After installation of the benchmark repository, a nersemble-benchmark-download command will be available in your environment. This is the main tool to download the benchmark data. To get a detailed description of download options, run nersemble-benchmark-download --help. In the following, ${benchmark_folder} denotes the path to your local folder where the benchmark data should be downloaded to.

Overview

NVS Benchmark (1604 x 1100)

Participant ID Sequence #Frames Size Size (incl. pointclouds)
388 GLASSES 1118 1.06 GB 21.8 GB
422 EXP-2-eyes 517 386 MB 16.1 GB
443 FREE 1108 1.19 GB 17.3 GB
445 EXP-6-tongue-1 514 401 MB 13.4 GB
475 HAIR 259 325 MB 773 MB
Σ = 3516 Σ = 3.34 GB Σ = 69.6 GB

13 out of the available 16 cameras are provided for training, the remaining 3 cameras (222200046, 222200037, 222200039) are hold-out and used to compute the test metrics.

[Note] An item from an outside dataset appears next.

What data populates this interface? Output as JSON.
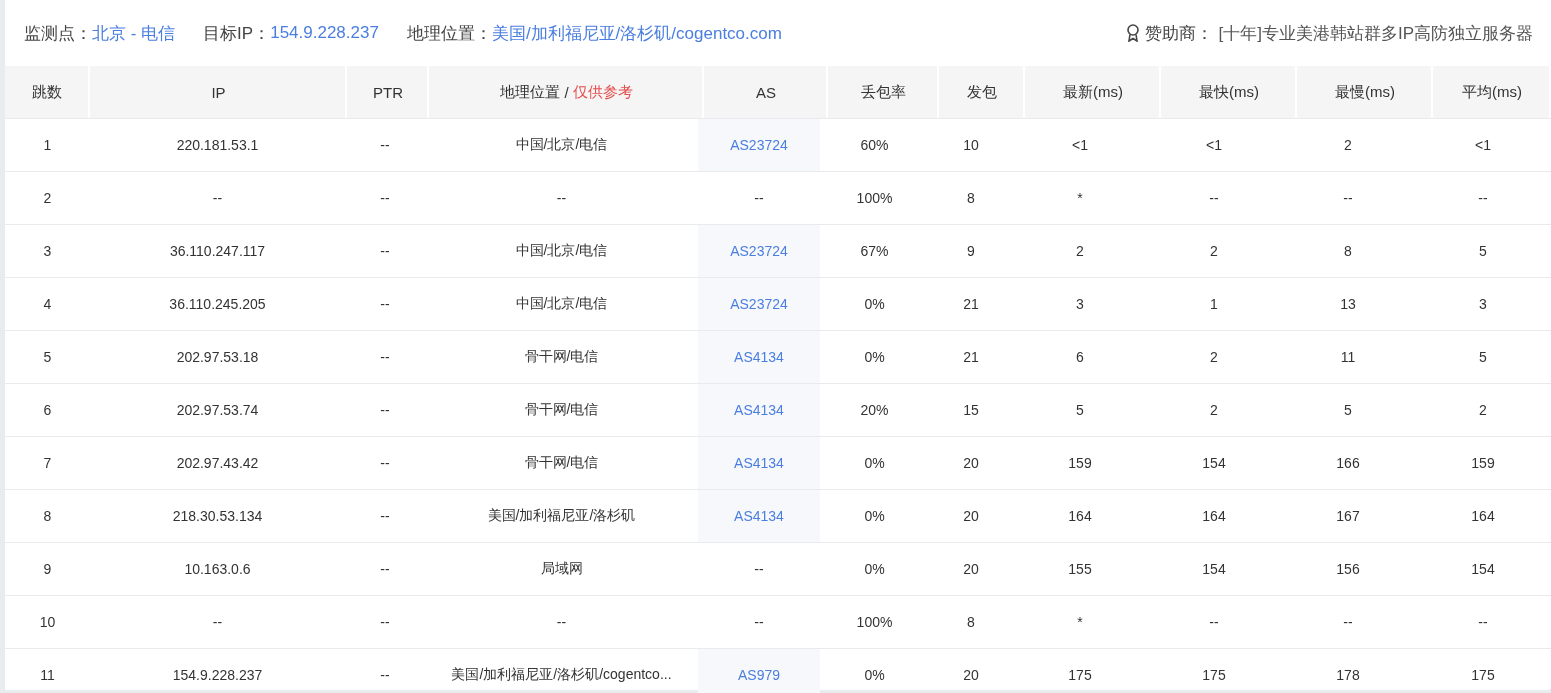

Mono FLAME Avatar Benchmark (512 x 512)

Participant ID #Sequences (train / test) #Frames (train / test) Size
393 18 / 4 2,964 / 816 27 MB
404 18 / 4 2,009 / 665 28 MB
461 18 / 4 2,057 / 486 29 MB
477 18 / 4 2,543 / 530 37 MB
486 18 / 4 2,440 / 608 23 MB
12,013 / 3,105 Σ = 144 MB

Only a single camera is provided for training: 222200037. For all participants, the same 4 sequences are held out: EMO-1-shout+laugh, FREE, SEN-09-frown_events_bad, and SEN-10-port_strong_smokey. To compute test metrics, both the training camera as well as 3 hold-out cameras (222200046, 220700191, 222200039) are used to compute the test metrics.

NVS Benchmark download

nersemble-benchmark-download ${benchmark_folder} nvs 

NVS pointclouds

The NVS benchmark also comes with pointclouds for each timestep that can be used to solve the task. Due to their size, per default only the first pointcloud of each sequence is downloaded which can be helpful to initialize 3D Gaussians for example. To download the pointclouds for all frames of the benchmark sequences, use --pointcloud_frames all. The pointclouds contain 3D point positions, colors, and normals.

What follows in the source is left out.